The Facebook COO and influential Lean In author spent summers at the Union for Reform Judaism’s Camp Coleman in Cleveland, Georgia. She has a blast there, she said in a video last year.

“Camp was really important for me in understanding what it meant to be Jewish, what Jewish values were, why it mattered to have a Jewish identity,” Sandberg said.

3. Ralph Lauren

Before he became a billionaire fashion designer, Ralph Lauren (nee Lifshitz) spent time at Camp Massad in the Pocono Mountains of Pennsylvania. His fellow Camp Massad alumni include Harvard Law professor Alan Dershowitz and political activist Noam Chomsky.

4. Seth Rogen

The comedic actor and noted marijuana enthusiast, whose parents met on an Israeli kibbutz, enjoyed his time at the Habonim Dror Zionist youth movement’s Camp Miriam in Vancouver so much that he appeared in a promotional video for the Canadian camp in 2009.

“Shalom. Go to Machane [Hebrew for ‘camp’] Miriam because I did,” Rogen said. “And for many other reasons.”

5. Sarah Silverman

Silverman may have famously said that summer camp is “the second-worst camp for Jews” — but as the provocative comedian wrote in her memoir, The Bedwetter: Stories of Courage, Redemption, and Pee, she did attend Jewish camps. However, she wet her bed until she was 15 and called sleepaway camp a “recipe for disaster” for her.

6. Matisyahu

The formerly chassidic reggae rapper went to Kutsher’s Camp Anawana in Monticello, NY, before it closed in the early 1990s. Since then, he has performed at multiple Jewish camps.

“Jewish camp is a comfortable and accepting place for all children to explore their Jewish identity,” Matisyahu said in 2012.

7. The Coen brothers

Ethan Coen, left, and Joel Coen arriving at the premiere "Hail, Caesar!" at Regency Village Theatre in Westwood, California, Feb. 1, 2016. (Jeffrey Mayer/WireImage)

The acclaimed film directors went to Herzl Camp in northwestern Wisconsin, which is noted for hosting several musicians, such as Bob Dylan, Debbie Friedman and the guy who wrote Funkytown (Steven Greenberg).
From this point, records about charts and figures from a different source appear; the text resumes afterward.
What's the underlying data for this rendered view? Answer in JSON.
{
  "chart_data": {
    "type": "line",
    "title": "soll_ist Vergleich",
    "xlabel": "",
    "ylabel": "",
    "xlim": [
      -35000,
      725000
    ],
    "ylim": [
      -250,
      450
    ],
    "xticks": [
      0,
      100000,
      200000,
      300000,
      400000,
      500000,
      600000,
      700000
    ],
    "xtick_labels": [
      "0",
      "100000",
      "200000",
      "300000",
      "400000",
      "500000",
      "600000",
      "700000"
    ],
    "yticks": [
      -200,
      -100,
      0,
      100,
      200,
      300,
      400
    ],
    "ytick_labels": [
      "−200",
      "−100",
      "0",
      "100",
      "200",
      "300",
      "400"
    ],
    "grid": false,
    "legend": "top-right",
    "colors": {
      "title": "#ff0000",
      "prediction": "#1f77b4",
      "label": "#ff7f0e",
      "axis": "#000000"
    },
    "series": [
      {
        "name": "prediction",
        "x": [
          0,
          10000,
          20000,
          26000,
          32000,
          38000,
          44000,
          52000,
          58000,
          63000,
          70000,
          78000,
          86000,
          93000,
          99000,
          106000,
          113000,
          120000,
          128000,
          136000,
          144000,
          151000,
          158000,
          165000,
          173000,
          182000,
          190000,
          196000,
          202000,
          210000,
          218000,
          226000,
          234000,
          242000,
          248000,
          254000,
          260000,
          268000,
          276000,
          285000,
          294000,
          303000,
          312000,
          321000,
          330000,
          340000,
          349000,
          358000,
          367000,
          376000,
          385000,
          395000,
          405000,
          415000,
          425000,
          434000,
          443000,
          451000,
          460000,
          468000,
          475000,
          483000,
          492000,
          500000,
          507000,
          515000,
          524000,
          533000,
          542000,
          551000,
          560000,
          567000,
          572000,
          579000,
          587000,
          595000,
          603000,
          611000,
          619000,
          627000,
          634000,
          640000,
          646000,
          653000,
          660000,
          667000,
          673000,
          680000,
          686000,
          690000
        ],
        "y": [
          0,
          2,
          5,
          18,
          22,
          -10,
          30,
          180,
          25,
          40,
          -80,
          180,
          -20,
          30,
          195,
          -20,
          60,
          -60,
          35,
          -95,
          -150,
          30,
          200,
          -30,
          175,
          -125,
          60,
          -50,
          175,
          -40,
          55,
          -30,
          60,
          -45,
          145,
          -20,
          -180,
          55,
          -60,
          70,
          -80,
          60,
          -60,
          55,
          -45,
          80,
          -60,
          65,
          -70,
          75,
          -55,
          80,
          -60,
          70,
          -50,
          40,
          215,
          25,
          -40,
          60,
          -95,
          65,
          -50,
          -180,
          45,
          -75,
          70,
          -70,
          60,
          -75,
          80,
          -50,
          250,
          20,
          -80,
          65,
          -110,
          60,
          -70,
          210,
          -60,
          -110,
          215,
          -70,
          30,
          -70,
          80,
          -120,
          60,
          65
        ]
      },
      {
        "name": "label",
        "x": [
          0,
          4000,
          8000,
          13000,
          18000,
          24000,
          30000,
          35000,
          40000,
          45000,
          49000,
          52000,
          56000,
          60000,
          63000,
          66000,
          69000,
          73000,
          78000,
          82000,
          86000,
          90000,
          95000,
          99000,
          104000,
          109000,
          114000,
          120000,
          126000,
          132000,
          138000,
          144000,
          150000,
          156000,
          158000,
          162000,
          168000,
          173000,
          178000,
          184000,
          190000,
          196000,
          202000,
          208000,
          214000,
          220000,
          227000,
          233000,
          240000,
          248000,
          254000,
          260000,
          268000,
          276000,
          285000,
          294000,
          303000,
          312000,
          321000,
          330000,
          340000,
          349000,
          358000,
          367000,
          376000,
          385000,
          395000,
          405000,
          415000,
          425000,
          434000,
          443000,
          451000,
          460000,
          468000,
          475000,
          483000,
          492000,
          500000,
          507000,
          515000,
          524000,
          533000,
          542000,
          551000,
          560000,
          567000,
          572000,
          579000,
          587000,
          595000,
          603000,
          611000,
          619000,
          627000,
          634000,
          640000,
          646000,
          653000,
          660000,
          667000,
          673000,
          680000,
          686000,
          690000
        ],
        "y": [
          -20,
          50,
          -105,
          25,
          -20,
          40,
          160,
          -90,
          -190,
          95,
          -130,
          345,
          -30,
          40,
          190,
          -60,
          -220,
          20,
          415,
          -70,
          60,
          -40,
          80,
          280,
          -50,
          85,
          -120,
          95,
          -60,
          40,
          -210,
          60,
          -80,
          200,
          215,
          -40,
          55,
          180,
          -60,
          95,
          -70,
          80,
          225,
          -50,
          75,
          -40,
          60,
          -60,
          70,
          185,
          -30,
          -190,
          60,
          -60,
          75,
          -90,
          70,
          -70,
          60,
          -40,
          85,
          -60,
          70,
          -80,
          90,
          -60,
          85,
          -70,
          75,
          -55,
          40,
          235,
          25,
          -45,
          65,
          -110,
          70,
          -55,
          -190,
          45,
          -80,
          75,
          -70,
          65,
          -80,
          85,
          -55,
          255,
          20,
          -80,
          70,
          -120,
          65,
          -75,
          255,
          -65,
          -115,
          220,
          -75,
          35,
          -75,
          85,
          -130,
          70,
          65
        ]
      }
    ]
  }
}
In 2014, NPR’s Terry Gross asked the Coens about their camp experience and got a candid response.

“Is this the kind of summer camp where you sing songs with lyrics about how great the camp is, and then there’s team songs with how great the team is?” Gross asked.

“No,” replied one of the Coens. “It was a Zionist summer camp, and you sang Zionist songs in Hebrew.”

8. Natalie Portman

The Israeli-born Academy Award-winning actress once attended the Usdan Summer Camp for the Arts, which was formed by and now partially funded by UJA-Federation of New York.

9. Ben Bernanke

Ben Bernanke in 2011. (Shirley Li/Flickr Commons)

The former Federal Reserve chairman has said his summer at Camp Ramah in Glen Spey, New York — which relocated over time and evolved into today’s Camp Ramah in New England — gave him a chance to practice his Hebrew.

“It was a good experience for me, as there were relatively few Jewish young people in the town (Dillon, South Carolina) where I grew up, and the summer gave me a chance to be immersed in a Jewish, Hebrew-speaking environment (although my modern Hebrew wasn’t that good — I had learned biblical Hebrew from my grandfather),” he said in 2010.